Flying in nature has inspired artists and engineers since ancient times. Scientific interest toward the characterization and exploration of how birds, bats and insects fly gained significant technical relevance with the appearance of micro air vehicles (MAVs) that operate in the same size region under the same environmental conditions as natural flyers. Insects are a prime target for bioinspired designs of MAVs, as their wingroot fixed musculature is simpler than the flight muscles in the wings and shoulders of birds and bats. Dragonflies are among the most aerobatic insects possessing unique features, such as the long aspect ratio wings in tandem, streamlined body with a highly mobile abdomen, and a concentrated body mass at the insect’s center of gravity. Dragonflies control individual wings, giving them the ability to utilize wake elements of the forewings by their hindwings to generate additional aerodynamic forces. This thesis contains my effort to characterize the unique interactions between the wings in live dragonfly specimens. I use a spanwise resolved approach to address the gradual change of wing geometric relations in the root fixed flapping wing system. With the use of in-vivo flow measurements two characteristic regions with distinct flow features, and two transient regions delimiting these, were identified. Additionally, the dimensionless arc length was introduced to describe the effect of interaction in the wings spanwise direction. This parameter includes not only the phasing relations of the wings, but the ventral or dorsal shift in a wing’s flapping, thus it is more generally applicable. The modulation of the circulation of the hindwing leading edge vortex (LEV), caused by the interaction, reasonably correlates with the dimensionless arc length, that proves the applicability of this parameter. Additionally, the flight direction was found to affect the inter-wing interactions.

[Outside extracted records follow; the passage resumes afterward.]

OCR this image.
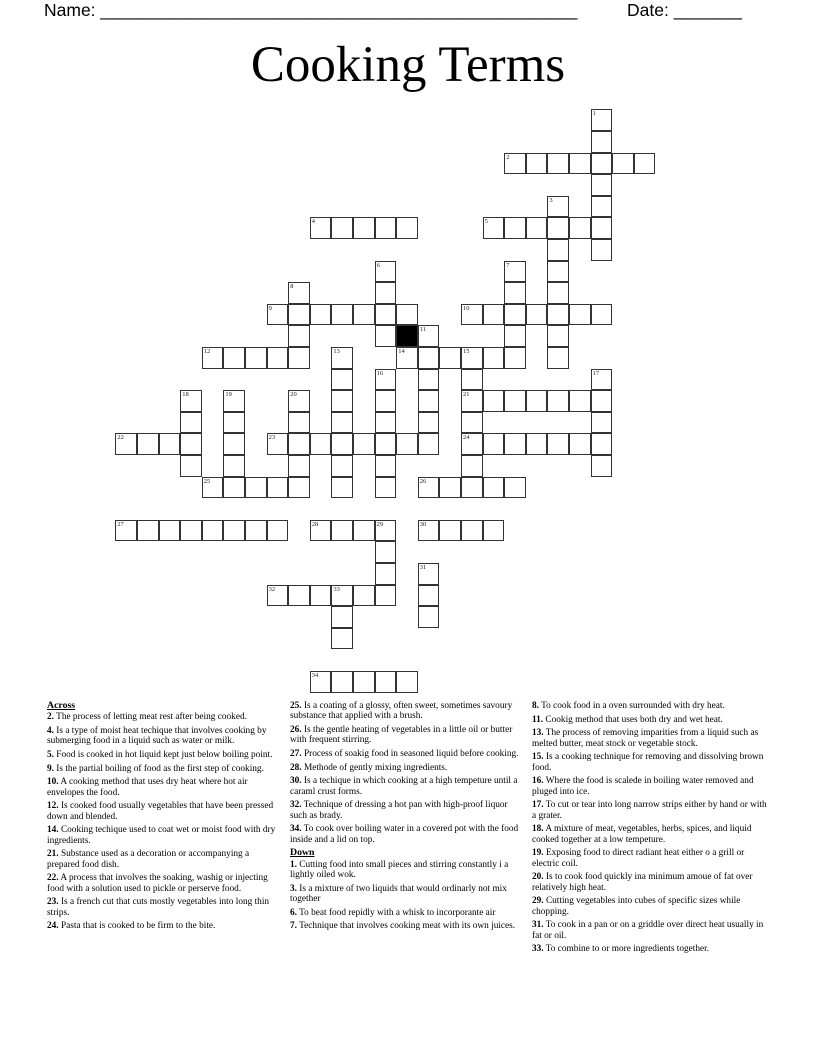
Name: _________________________________________________	Date: _______
Cooking Terms
1
2
3
4	5
6	7
8
9	10
11
12	13	14	15
21
24
16	17
18	19	20
22	23
25	26
27	28	29	30
31
32	33
34
Across
2. The process of letting meat rest after being cooked.
4. Is a type of moist heat techique that involves cooking by submerging food in a liquid such as water or milk.
5. Food is cooked in hot liquid kept just below boiling point.
9. Is the partial boiling of food as the first step of cooking.
10. A cooking method that uses dry heat where hot air envelopes the food.
12. Is cooked food usually vegetables that have been pressed down and blended.
14. Cooking techique used to coat wet or moist food with dry ingredients.
21. Substance used as a decoration or accompanying a prepared food dish.
22. A process that involves the soaking, washig or injecting food with a solution used to pickle or perserve food.
23. Is a french cut that cuts mostly vegetables into long thin strips.
24. Pasta that is cooked to be firm to the bite.
25. Is a coating of a glossy, often sweet, sometimes savoury substance that applied with a brush.
26. Is the gentle heating of vegetables in a little oil or butter with frequent stirring.
27. Process of soakig food in seasoned liquid before cooking.
28. Methode of gently mixing ingredients.
30. Is a techique in which cooking at a high tempeture until a caraml crust forms.
32. Technique of dressing a hot pan with high-proof liquor such as brady.
34. To cook over boiling water in a covered pot with the food inside and a lid on top.
Down
1. Cutting food into small pieces and stirring constantly i a lightly oiled wok.
3. Is a mixture of two liquids that would ordinarly not mix together
6. To beat food repidly with a whisk to incorporante air
7. Technique that involves cooking meat with its own juices.
8. To cook food in a oven surrounded with dry heat.
11. Cookig method that uses both dry and wet heat.
13. The process of removing imparities from a liquid such as melted butter, meat stock or vegetable stock.
15. Is a cooking technique for removing and dissolving brown food.
16. Where the food is scalede in boiling water removed and pluged into ice.
17. To cut or tear into long narrow strips either by hand or with a grater.
18. A mixture of meat, vegetables, herbs, spices, and liquid cooked together at a low tempeture.
19. Exposing food to direct radiant heat either o a grill or electric coil.
20. Is to cook food quickly ina minimum amoue of fat over relatively high heat.
29. Cutting vegetables into cubes of specific sizes while chopping.
31. To cook in a pan or on a griddle over direct heat usually in fat or oil.
33. To combine to or more ingredients together.
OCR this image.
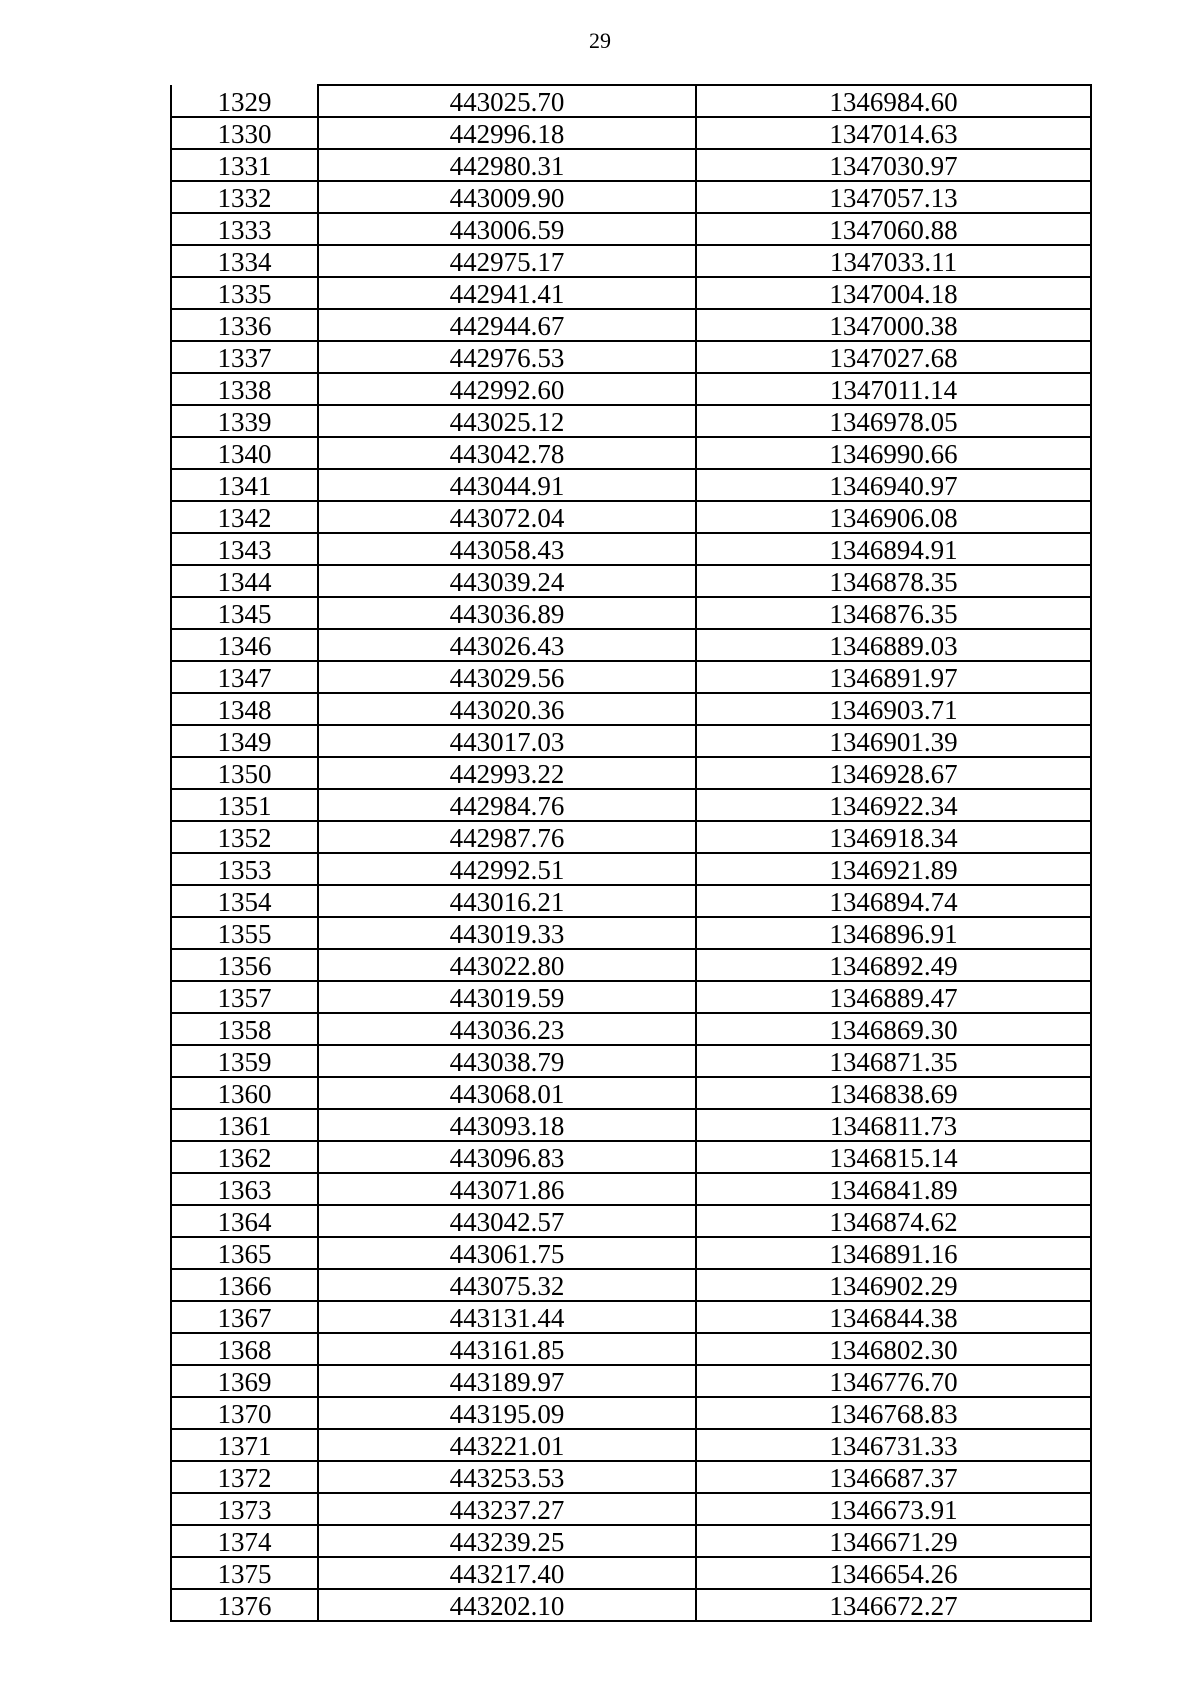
29
1329	443025.70	1346984.60
1330	442996.18	1347014.63
1331	442980.31	1347030.97
1332	443009.90	1347057.13
1333	443006.59	1347060.88
1334	442975.17	1347033.11
1335	442941.41	1347004.18
1336	442944.67	1347000.38
1337	442976.53	1347027.68
1338	442992.60	1347011.14
1339	443025.12	1346978.05
1340	443042.78	1346990.66
1341	443044.91	1346940.97
1342	443072.04	1346906.08
1343	443058.43	1346894.91
1344	443039.24	1346878.35
1345	443036.89	1346876.35
1346	443026.43	1346889.03
1347	443029.56	1346891.97
1348	443020.36	1346903.71
1349	443017.03	1346901.39
1350	442993.22	1346928.67
1351	442984.76	1346922.34
1352	442987.76	1346918.34
1353	442992.51	1346921.89
1354	443016.21	1346894.74
1355	443019.33	1346896.91
1356	443022.80	1346892.49
1357	443019.59	1346889.47
1358	443036.23	1346869.30
1359	443038.79	1346871.35
1360	443068.01	1346838.69
1361	443093.18	1346811.73
1362	443096.83	1346815.14
1363	443071.86	1346841.89
1364	443042.57	1346874.62
1365	443061.75	1346891.16
1366	443075.32	1346902.29
1367	443131.44	1346844.38
1368	443161.85	1346802.30
1369	443189.97	1346776.70
1370	443195.09	1346768.83
1371	443221.01	1346731.33
1372	443253.53	1346687.37
1373	443237.27	1346673.91
1374	443239.25	1346671.29
1375	443217.40	1346654.26
1376	443202.10	1346672.27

Secondly, a bioinspired multilayer wing is proposed and tested to generate lift with simple flapping motion in MAVs. The wing takes up a different shape during the downstroke and during the upstroke; that put simply, mimics the load direction dependent flexible deformation of dragonfly wings. The wing also generates an additional trailing edge vortex between its separating layers during upstroke that can boost thrust generation. The characteristic parameter defining the performance of the double layer wing is the difference between the dynamic shape deformation during the upstroke and the downstroke. It relates to the ratio of the chord length of the wing’s layers. A chord ratio of 0.5 resulted in the best performance.

The results of both the characterization of inter-wing interactions in dragonflies, and the multilayer wing concept could contribute to the design and development of agile and efficient MAVs. I hope that the findings summed up in this thesis will inspire further scientific research on dragonflies as well as MAV engineering.